Unsurprisingly, there is a function to calculate eigenvalues and eigenvectors in python!

  • For most cases, we can use the np.linalg.eig function

  • If we only wanted the eigenvalues, np.linalg.eigvals will just calculate those.

Example 1: real roots#

Let’s start with a simple example where we already know the roots: a lower triangular matrix

(87)#\[\begin{align} \arr{A}=\begin{bmatrix}6&10&6 \\ 0&8&12 \\ 0&0&2 \end{bmatrix} \end{align}\]
import numpy as np

A = np.array([[6,10,6],
              [0,8,12],
              [0,0,2]])

# Fill this in!
eigvals, eigvecs = np.linalg.eig(A)

# Notice that we can use variables in a print!
# f'something {var}' means sub in the var in the string
print(f'Eigenvalues = {eigvals}') 
print(f'Eigenvectors: \n{eigvecs}')
Eigenvalues = [6. 8. 2.]
Eigenvectors: 
[[ 1.          0.98058068  0.84270097]
 [ 0.          0.19611614 -0.48154341]
 [ 0.          0.          0.24077171]]

Let’s compare these to the known values from lecture 6:

Eigenspace corresponding to \(\arr{A}\) : \begin{array}{} 6, \begin{bmatrix} 1\0\0 \end{bmatrix} ; & 8,\begin{bmatrix} 5\1\0 \end{bmatrix}; & 2, \begin{bmatrix} 7-4\2\end{bmatrix} ; & \vec{x}=\vec{0} \end{array}

Notice that the eigenvectors returned by numpy are the same ratios, but different absolute numbers.

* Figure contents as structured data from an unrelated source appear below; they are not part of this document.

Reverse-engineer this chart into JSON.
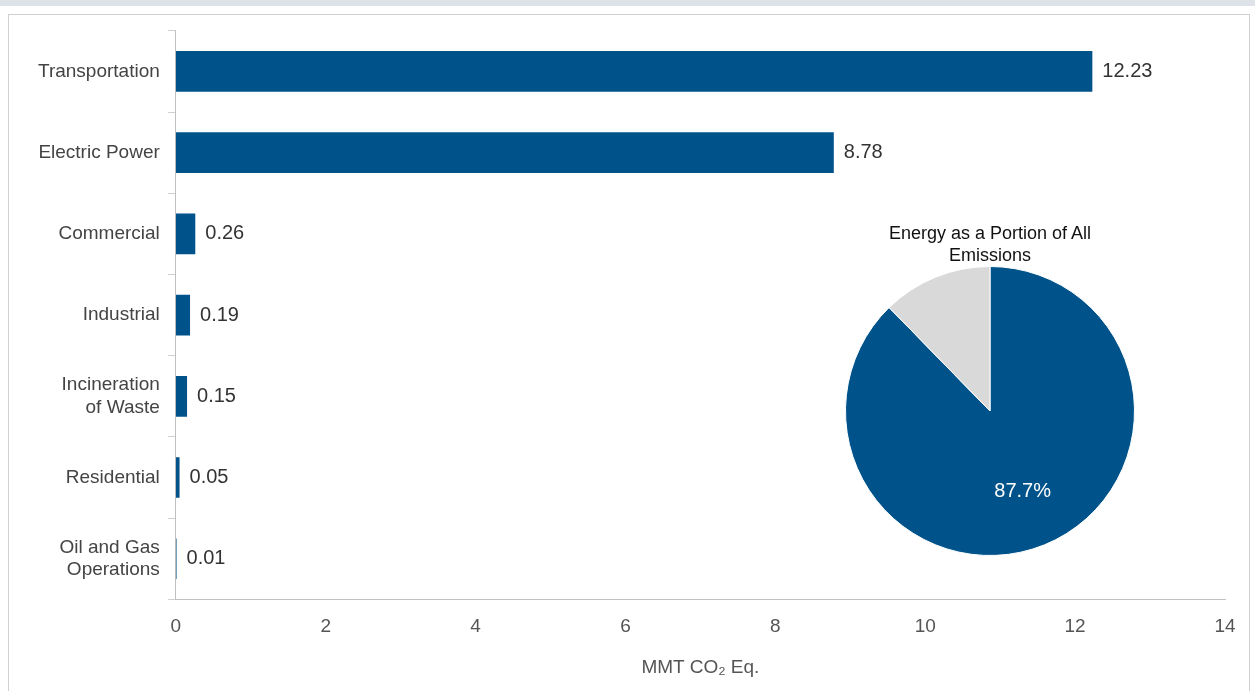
{
  "chart_data": [
    {
      "type": "bar",
      "orientation": "horizontal",
      "categories": [
        "Transportation",
        "Electric Power",
        "Commercial",
        "Industrial",
        "Incineration of Waste",
        "Residential",
        "Oil and Gas Operations"
      ],
      "values": [
        12.23,
        8.78,
        0.26,
        0.19,
        0.15,
        0.05,
        0.01
      ],
      "color": "#00538a",
      "data_labels": true,
      "xlim": [
        0,
        14
      ],
      "xticks": [
        0,
        2,
        4,
        6,
        8,
        10,
        12,
        14
      ],
      "xlabel": "MMT CO₂ Eq.",
      "grid": false,
      "legend": false
    },
    {
      "type": "pie",
      "title": "Energy as a Portion of All Emissions",
      "categories": [
        null,
        null
      ],
      "values": [
        87.7,
        12.3
      ],
      "colors": [
        "#00538a",
        "#d9d9d9"
      ],
      "value_labels": [
        "87.7%",
        null
      ],
      "legend": false
    }
  ]
}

We can rescale these if we need.

eigvecs[:,1]/eigvecs[0,1]*5
array([5., 1., 0.])
eigvecs[0,1]/eigvecs[1,1]
4.999999999999999
eigvecs[:,2]/eigvecs[2,2]*2
array([ 7., -4.,  2.])

Complex roots#

\( \arr{A} = \begin{bmatrix} 1&2 \\ -2&1 \end{bmatrix} \)

This is easy now that we know how to use np.linalg.eig!

A = np.array([[1,2],
              [-2,1]])

eigvals, eigvecs = np.linalg.eig(A)

print(f'Eigenvalues = {eigvals}')
print(f'Eigenvectors: \n{eigvecs}')
Eigenvalues = [1.+2.j 1.-2.j]
Eigenvectors: 
[[0.        -0.70710678j 0.        +0.70710678j]
 [0.70710678+0.j         0.70710678-0.j        ]]
eigvals[0]+1.j
(1+3.0000000000000004j)

Notice that numpy is using “j” to indicate a complex number. Otherwise things look pretty simple!

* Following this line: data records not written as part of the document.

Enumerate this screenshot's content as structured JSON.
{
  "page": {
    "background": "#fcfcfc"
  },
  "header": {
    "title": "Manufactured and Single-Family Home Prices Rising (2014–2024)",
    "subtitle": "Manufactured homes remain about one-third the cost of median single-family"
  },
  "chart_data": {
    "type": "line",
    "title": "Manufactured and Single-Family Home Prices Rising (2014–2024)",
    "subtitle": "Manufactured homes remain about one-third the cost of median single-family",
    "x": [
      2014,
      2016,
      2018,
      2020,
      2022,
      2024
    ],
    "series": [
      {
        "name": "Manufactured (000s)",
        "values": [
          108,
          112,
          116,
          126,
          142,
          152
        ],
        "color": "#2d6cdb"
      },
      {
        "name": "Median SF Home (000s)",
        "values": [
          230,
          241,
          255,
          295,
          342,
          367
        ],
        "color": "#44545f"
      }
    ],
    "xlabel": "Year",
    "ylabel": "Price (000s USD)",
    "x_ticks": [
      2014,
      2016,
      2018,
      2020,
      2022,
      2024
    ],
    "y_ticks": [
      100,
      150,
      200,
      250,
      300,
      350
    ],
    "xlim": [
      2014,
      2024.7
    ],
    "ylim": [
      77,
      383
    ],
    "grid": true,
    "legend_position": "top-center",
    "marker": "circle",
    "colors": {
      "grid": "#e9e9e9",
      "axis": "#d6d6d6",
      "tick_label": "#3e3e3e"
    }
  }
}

Here are some examples of complex numbers:#

a = 1+2.j
print('a=%s'%str(a))
print('a+1=%s'%str(a+1))
print('2a=%s'%str(2*a))
a=(1+2j)
a+1=(2+2j)
2a=(2+4j)

In-class problem#

Calculate the eigenvalues and eigenvectors for the matrix

\(\arr{A} = \begin{bmatrix} 0&9&-12 \\ -9&0&20 \\ 12&-20&0 \end{bmatrix}\)

import numpy as np

A = np.array([[0,9,-12],
              [-9,0,20],
              [12,-20,0]])

eigvals, eigvecs = np.linalg.eig(A)

print(eigvals)

print(eigvecs)
[3.19744231e-16 +0.j 0.00000000e+00+25.j 0.00000000e+00-25.j]
[[ 0.8       +0.j          0.21828206-0.36380344j  0.21828206+0.36380344j]
 [ 0.48      +0.j          0.13096924+0.60633906j  0.13096924-0.60633906j]
 [ 0.36      +0.j         -0.6596969 +0.j         -0.6596969 -0.j        ]]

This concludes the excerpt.